Truckers Unhappy with 'Big Brother' Regs

 

In 2012, the Moving Ahead for Progress in the 21st Century Act was signed by President Obama. Better known as MAP-21, it was primarily a funding bill for bike and walking trails, open-road tolling, and environmental review processes. However, it also contained the Electronic Logging Device (ELD) rule. This rule mandated that all operators that are required to keep track of their time behind the wheel each day would need to use a small, flash drive-like device that synchronizes with the vehicle’s engine to record driving times.

This device ensures that operators are not on the road beyond the federally-mandated 14-hour limit, during which they can only be driving for 11. In the past, drivers could keep a log with pen and paper for police to check.

Obviously, that led to some loose bookkeeping that the ELD negates. The implementation of the rule was scheduled for last December, but due to technical difficulties with the devices, that timeline was pushed forward to April 2018.

The main thought driving Hours of Service laws, which have been in effect since 1934, is safety. However, truckers argue that the laws are flawed because they don’t account for delays stemming from the weather, traffic conditions, or the downtime associated with unloading and loading. So, while large trucking companies tend to endorse the laws, smaller independent truckers who are easily replaced, oppose them due to the negative impacts these regulations can have on keeping customers happy.

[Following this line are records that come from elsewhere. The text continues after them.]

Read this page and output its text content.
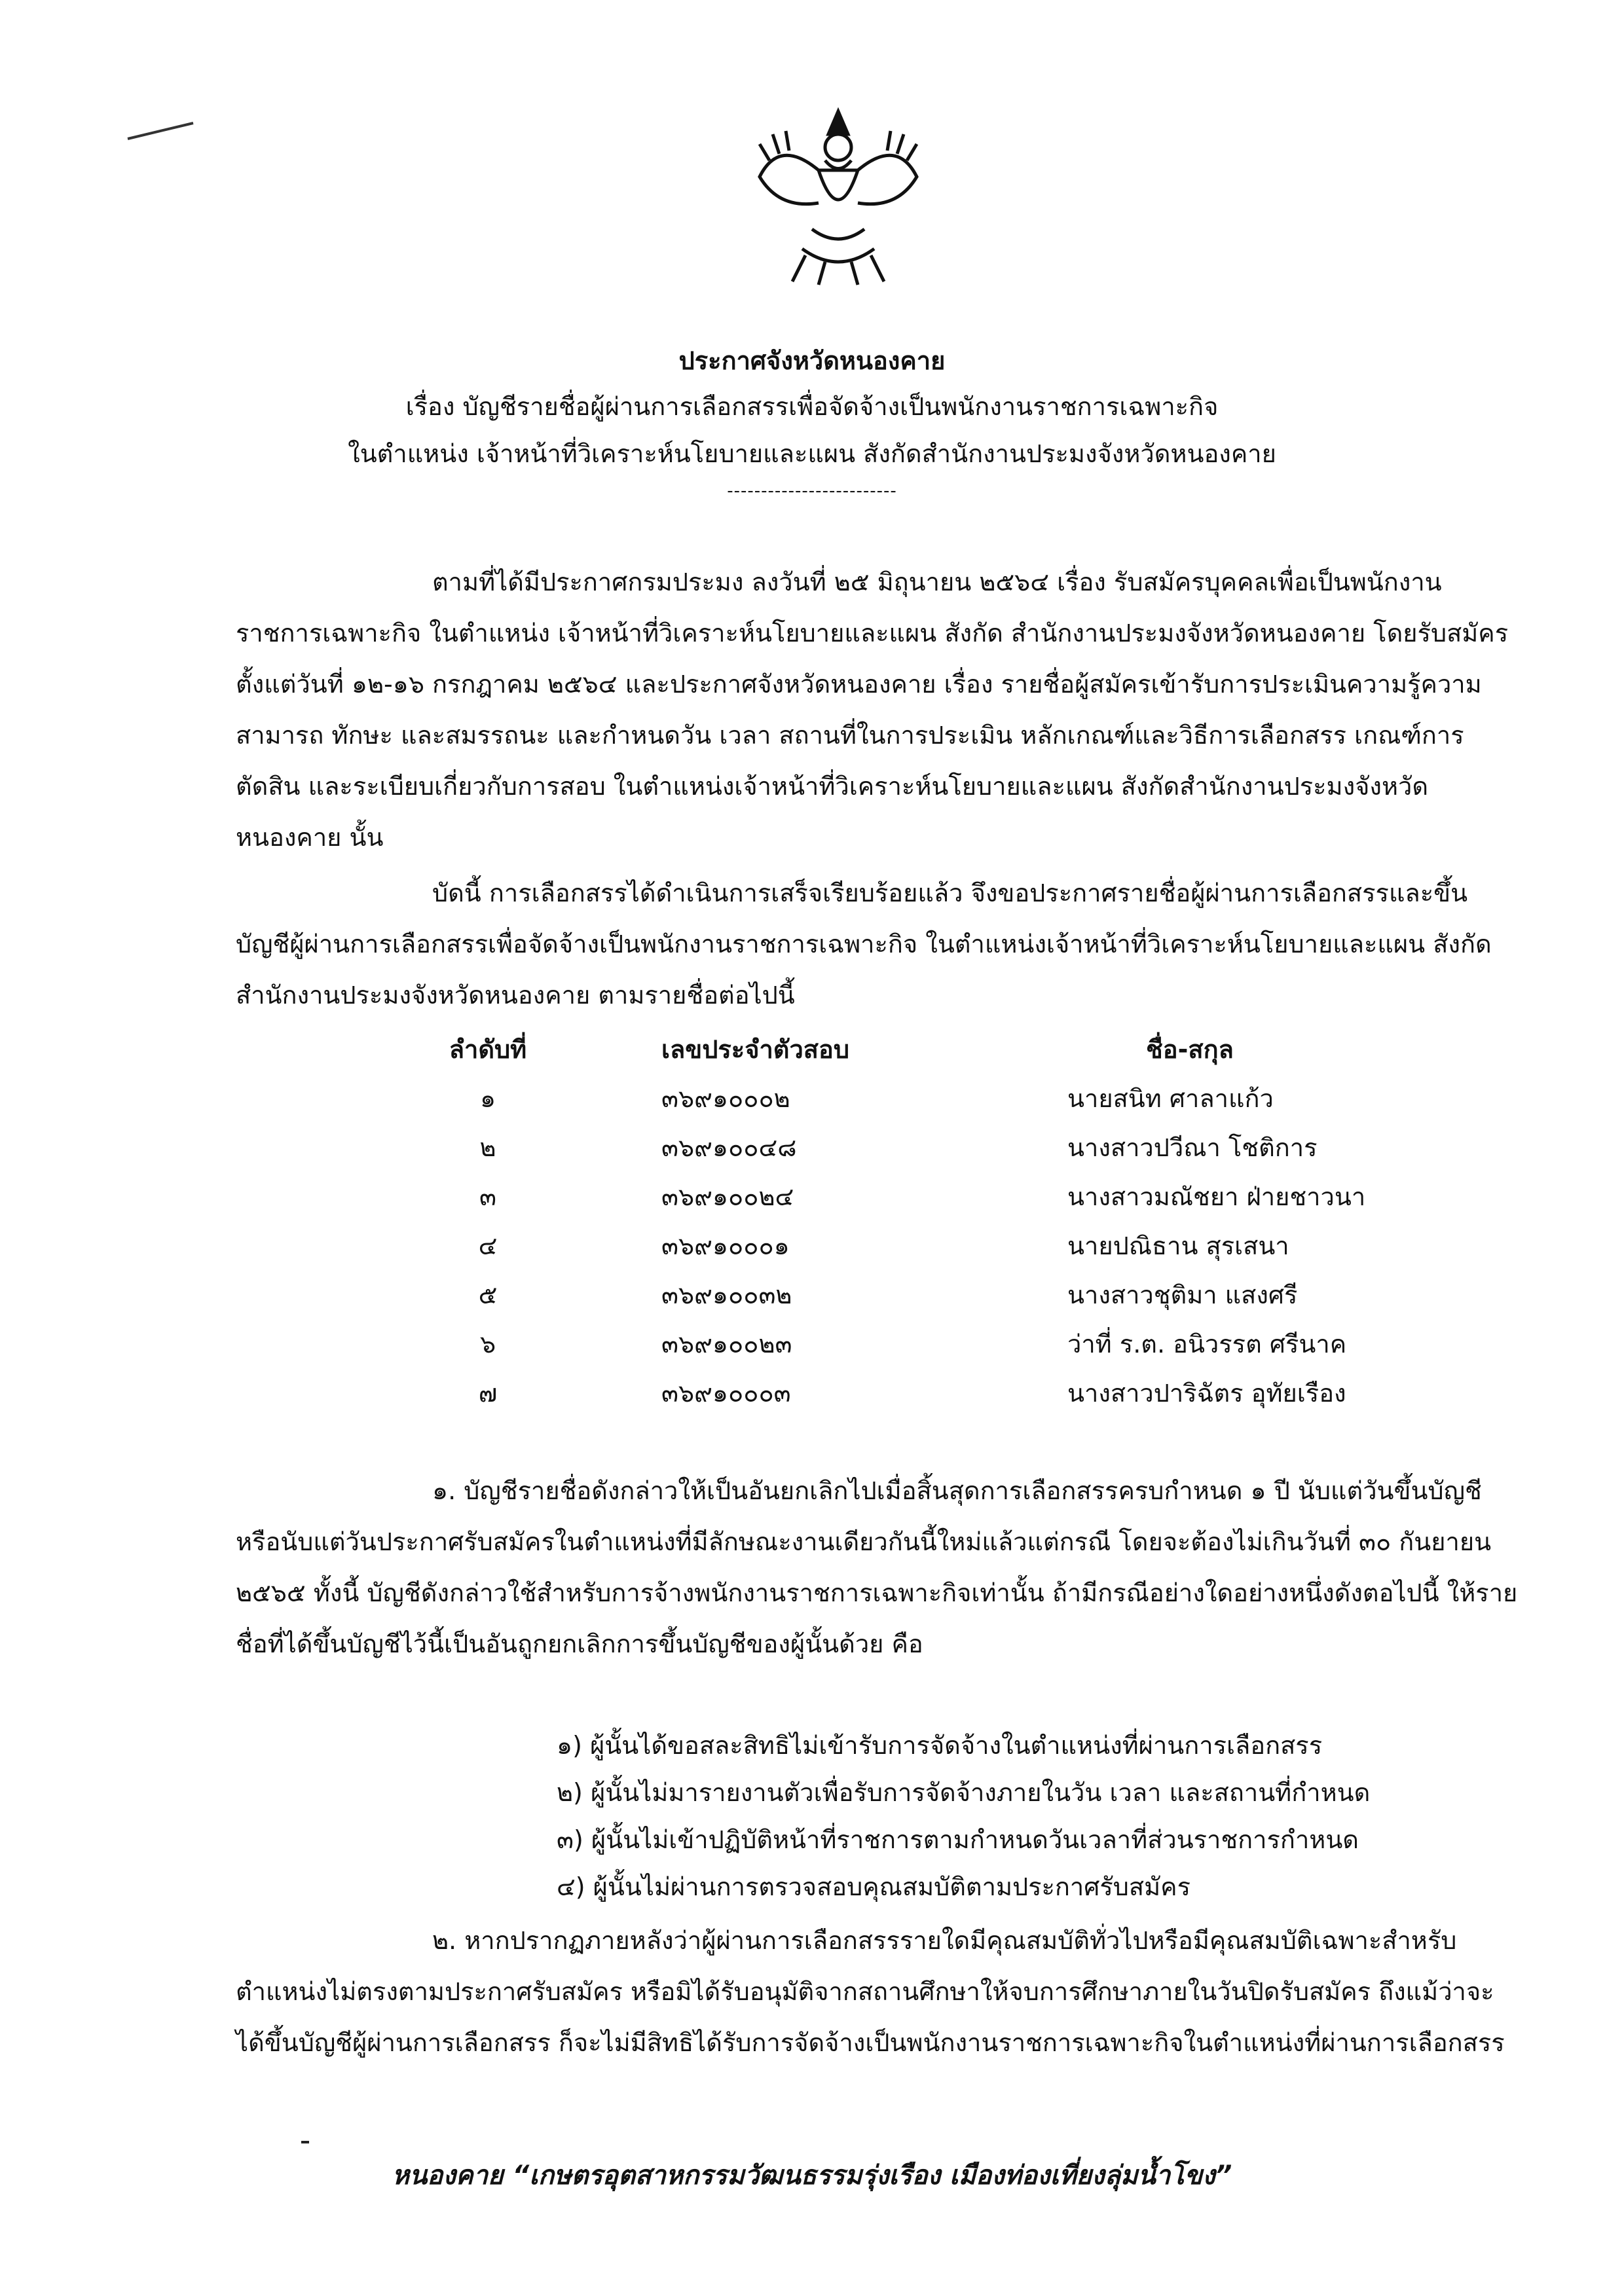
ประกาศจังหวัดหนองคาย
เรื่อง บัญชีรายชื่อผู้ผ่านการเลือกสรรเพื่อจัดจ้างเป็นพนักงานราชการเฉพาะกิจ
ในตำแหน่ง เจ้าหน้าที่วิเคราะห์นโยบายและแผน สังกัดสำนักงานประมงจังหวัดหนองคาย
-------------------------
ตามที่ได้มีประกาศกรมประมง ลงวันที่ ๒๕ มิถุนายน ๒๕๖๔ เรื่อง รับสมัครบุคคลเพื่อเป็นพนักงานราชการเฉพาะกิจ ในตำแหน่ง เจ้าหน้าที่วิเคราะห์นโยบายและแผน สังกัด สำนักงานประมงจังหวัดหนองคาย โดยรับสมัครตั้งแต่วันที่ ๑๒-๑๖ กรกฎาคม ๒๕๖๔ และประกาศจังหวัดหนองคาย เรื่อง รายชื่อผู้สมัครเข้ารับการประเมินความรู้ความสามารถ ทักษะ และสมรรถนะ และกำหนดวัน เวลา สถานที่ในการประเมิน หลักเกณฑ์และวิธีการเลือกสรร เกณฑ์การตัดสิน และระเบียบเกี่ยวกับการสอบ ในตำแหน่งเจ้าหน้าที่วิเคราะห์นโยบายและแผน สังกัดสำนักงานประมงจังหวัดหนองคาย นั้น
บัดนี้ การเลือกสรรได้ดำเนินการเสร็จเรียบร้อยแล้ว จึงขอประกาศรายชื่อผู้ผ่านการเลือกสรรและขึ้นบัญชีผู้ผ่านการเลือกสรรเพื่อจัดจ้างเป็นพนักงานราชการเฉพาะกิจ ในตำแหน่งเจ้าหน้าที่วิเคราะห์นโยบายและแผน สังกัดสำนักงานประมงจังหวัดหนองคาย ตามรายชื่อต่อไปนี้
ลำดับที่	เลขประจำตัวสอบ	ชื่อ-สกุล
๑	๓๖๙๑๐๐๐๒	นายสนิท ศาลาแก้ว
๒	๓๖๙๑๐๐๔๘	นางสาวปวีณา โชติการ
๓	๓๖๙๑๐๐๒๔	นางสาวมณัชยา ฝ่ายชาวนา
๔	๓๖๙๑๐๐๐๑	นายปณิธาน สุรเสนา
๕	๓๖๙๑๐๐๓๒	นางสาวชุติมา แสงศรี
๖	๓๖๙๑๐๐๒๓	ว่าที่ ร.ต. อนิวรรต ศรีนาค
๗	๓๖๙๑๐๐๐๓	นางสาวปาริฉัตร อุทัยเรือง
๑. บัญชีรายชื่อดังกล่าวให้เป็นอันยกเลิกไปเมื่อสิ้นสุดการเลือกสรรครบกำหนด ๑ ปี นับแต่วันขึ้นบัญชี หรือนับแต่วันประกาศรับสมัครในตำแหน่งที่มีลักษณะงานเดียวกันนี้ใหม่แล้วแต่กรณี โดยจะต้องไม่เกินวันที่ ๓๐ กันยายน ๒๕๖๕ ทั้งนี้ บัญชีดังกล่าวใช้สำหรับการจ้างพนักงานราชการเฉพาะกิจเท่านั้น ถ้ามีกรณีอย่างใดอย่างหนึ่งดังตอไปนี้ ให้รายชื่อที่ได้ขึ้นบัญชีไว้นี้เป็นอันถูกยกเลิกการขึ้นบัญชีของผู้นั้นด้วย คือ
๑) ผู้นั้นได้ขอสละสิทธิไม่เข้ารับการจัดจ้างในตำแหน่งที่ผ่านการเลือกสรร
๒) ผู้นั้นไม่มารายงานตัวเพื่อรับการจัดจ้างภายในวัน เวลา และสถานที่กำหนด
๓) ผู้นั้นไม่เข้าปฏิบัติหน้าที่ราชการตามกำหนดวันเวลาที่ส่วนราชการกำหนด
๔) ผู้นั้นไม่ผ่านการตรวจสอบคุณสมบัติตามประกาศรับสมัคร
๒. หากปรากฏภายหลังว่าผู้ผ่านการเลือกสรรรายใดมีคุณสมบัติทั่วไปหรือมีคุณสมบัติเฉพาะสำหรับตำแหน่งไม่ตรงตามประกาศรับสมัคร หรือมิได้รับอนุมัติจากสถานศึกษาให้จบการศึกษาภายในวันปิดรับสมัคร ถึงแม้ว่าจะได้ขึ้นบัญชีผู้ผ่านการเลือกสรร ก็จะไม่มีสิทธิได้รับการจัดจ้างเป็นพนักงานราชการเฉพาะกิจในตำแหน่งที่ผ่านการเลือกสรร
หนองคาย “เกษตรอุตสาหกรรมวัฒนธรรมรุ่งเรือง เมืองท่องเที่ยงลุ่มน้ำโขง”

There’s also debate surrounding the devices themselves. In particular, the fact that manufacturers can self-certify their devices had led many truckers to question their reliability. This skepticism is supported by the fact that some devices have been found incompatible with certain trucks and law enforcement reading devices. These glitches are what prompted the law’s delay.

Frustration has also led to the creation of the #ELDorMe movement, as many drivers would rather quit than be managed by an electronic device. This reaction couldn’t come at a worse time for those who depend on semis to deliver raw materials and ship finished orders, as the American Trucking Association estimates that the industry currently has a shortfall of more than 50,000 drivers.